Growth is always welcome, but the challenge for Boland is keeping up with limited staff. Early in the pandemic, Hidden Bench paused in-store shopping and advanced its online store and shipping program. However, the high volume of orders the retail shop received each day meant they needed more help.

“We’ve kind of been on our heels for the last two years,” Boland says, adding that the tasting room and shop are also back open for in-person shopping. “We went from about a little over $50,000 a year in online sales to $400,000 last year. And we’re going to be close to that again this year.”

Down in North Carolina, Seaboard Wine and Tasting Bar in Raleigh has experienced a similar situation. The influx of holiday shoppers has only amplified the need for extra staff. 

“Before the pandemic, you knew that from the week before Christmas until the end of the year, it was going to be super busy. But there was always a light at the end of the tunnel. Once Jan. 1 hits, it slows down. That’s the formula. But during the pandemic, it just never stopped. There was no end to the rush,” says Jenn King, manager of Seaboard Wines.

A fully-staffed Seaboard usually includes about eight employees, tops. During the holidays, King usually relies on extra part-time employees to help balance out the duties of the store. Since expanding their shipping program at the height of the pandemic and reopening the shop to accommodate in-store shopping and Seaboard’s tasting bar, it’s been a struggle to keep employees. 

At Gary’s, team members have worked “extremely hard, putting in extra hours and taking on multiple roles” to meet the demand, says Fisch. However, management has needed to place constant job ads. 

“Hiring and maintaining team members is challenging in the current labor market,” he adds. “There seems to be an increase in demand for labor, coupled with a shortage of supply.”

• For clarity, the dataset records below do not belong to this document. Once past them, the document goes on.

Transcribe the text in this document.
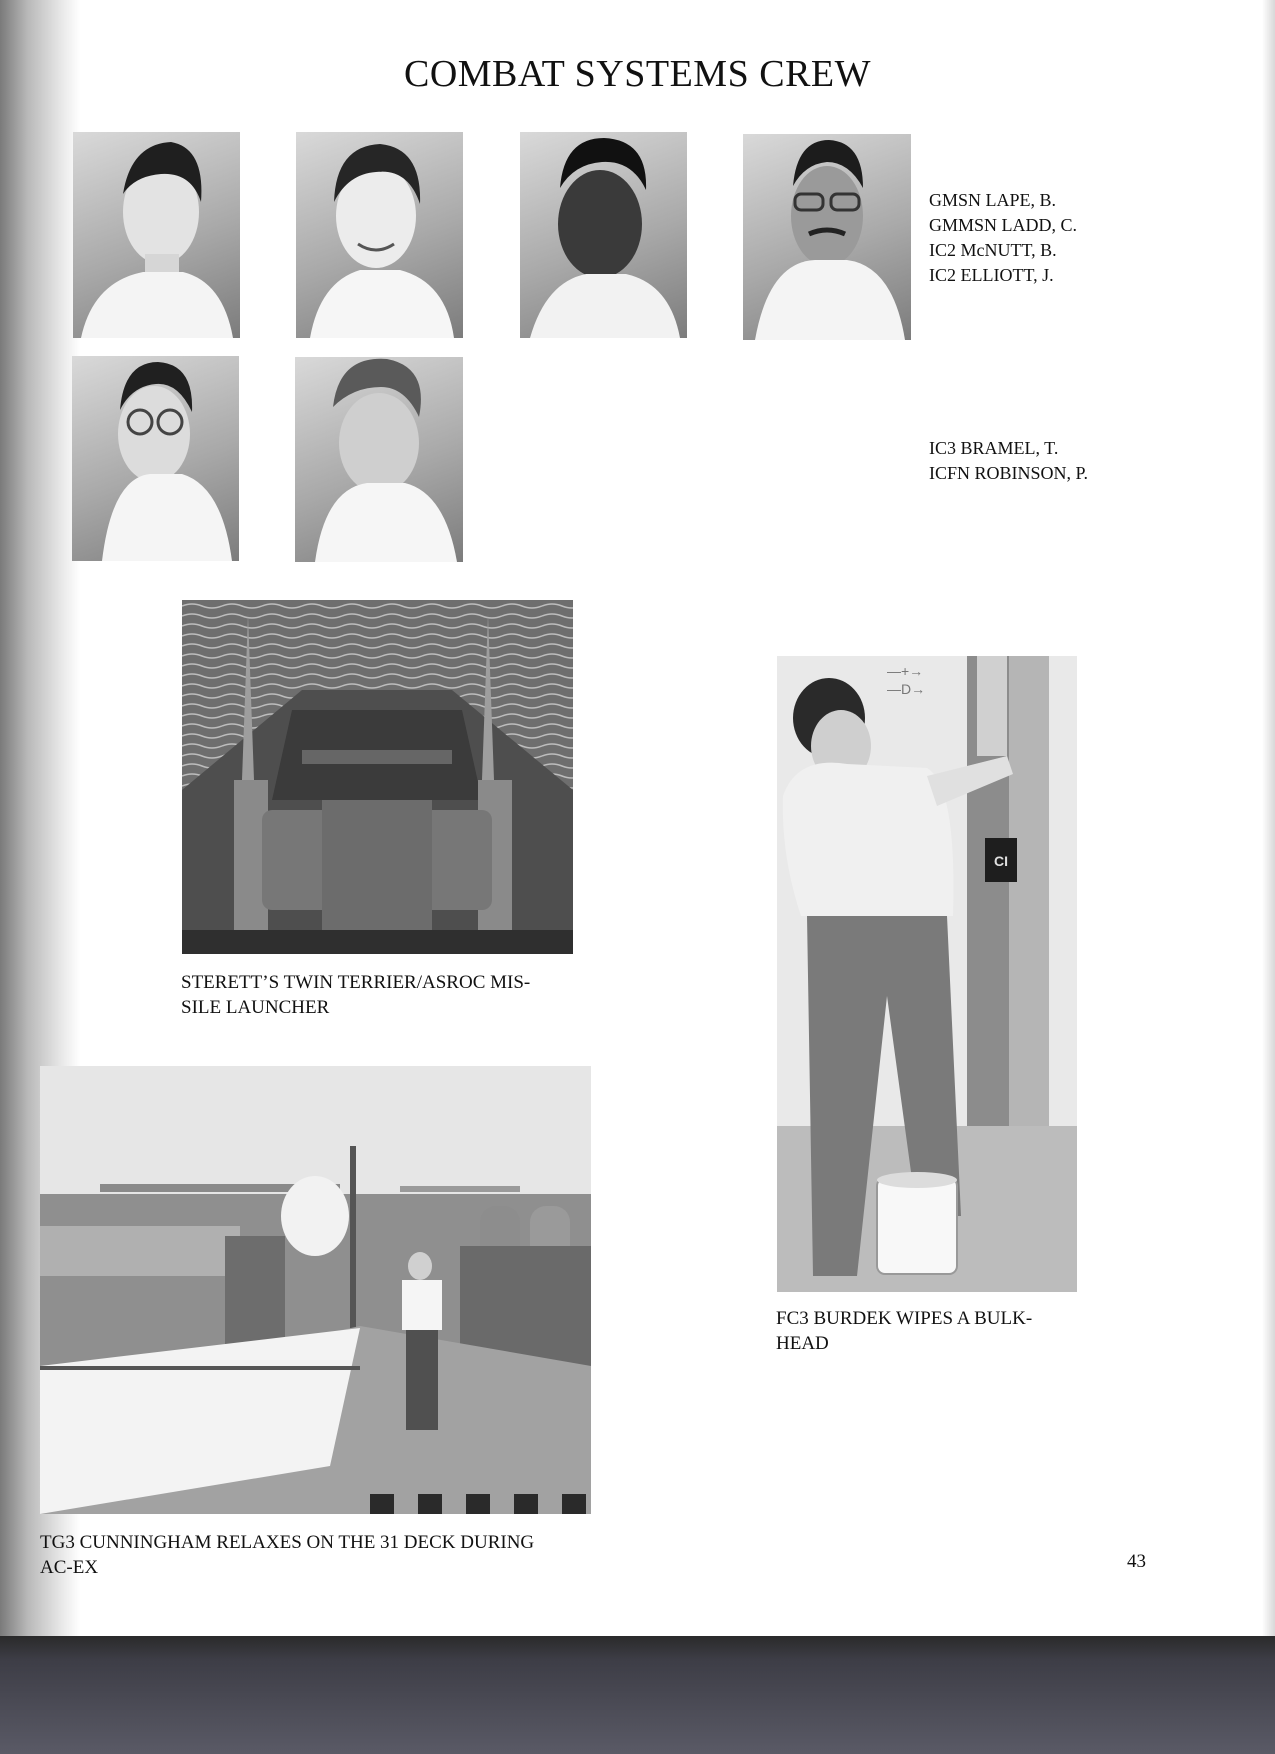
COMBAT SYSTEMS CREW
GMSN LAPE, B.
GMMSN LADD, C.
IC2 McNUTT, B.
IC2 ELLIOTT, J.
IC3 BRAMEL, T.
ICFN ROBINSON, P.
STERETT’S TWIN TERRIER/ASROC MIS-
SILE LAUNCHER
CI
—+→
—D→
FC3 BURDEK WIPES A BULK-
HEAD
TG3 CUNNINGHAM RELAXES ON THE 31 DECK DURING
AC-EX	43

“Before the pandemic, you knew that from the week before Christmas until the end of the year, it was going to be super busy. But there was always a light at the end of the tunnel. Once Jan. 1 hits, it slows down. That’s the formula. But during the pandemic, it just never stopped. There was no end to the rush.”

Not just a gig

Working in wine retail can be a good way to earn extra cash, especially during the holidays when stores are looking for additional hands. Some retailers also want to offer a career springboard for employees. 

Along with offering a competitive package with IRA matching, medical and dental insurance, and other benefits, Gary’s offers a wine training reimbursement program. “We can be a training ground for those who are interested in a long career in the beverage industry,” says Fisch.

The amount of wine an employee is likely to taste is also a benefit, plus it intersects with other industries.

“The wine industry actually touches on to everything. It touches on to agriculture, tourism. It touches hospitality. It touches retail. It touches health and science. It touches on all of these different industries,” says TJ Douglas, co-owner of The Urban Grape wine shop in Boston, Massachusetts.

Contrary to what some retailers have experienced with low staff and high turnover, The Urban Grape has managed to pivot to an expanded online wine retail program and keep a full roster of people employed. Douglas credits competitive hourly pay rates that include commission, benefits, and the shop’s investment in employees.

“What’s important to know is that for the people that come and work with us, it’s more of a career — whether it’s a career change or a continuation of a career — as opposed to just a gig at a wine store,” says Douglas. “Everyone knows that their palate matters and that we’re invested in them. We also do subsidized wine education for them, or even in some of our management, we help with management courses. We really want to bring them up, our employees, as we come up as well.”

Sure, working in wine retail could make for a cool weekend job and all, but it can also serve as much more than that. It could be the beginning of an unexpected new career path. With wine.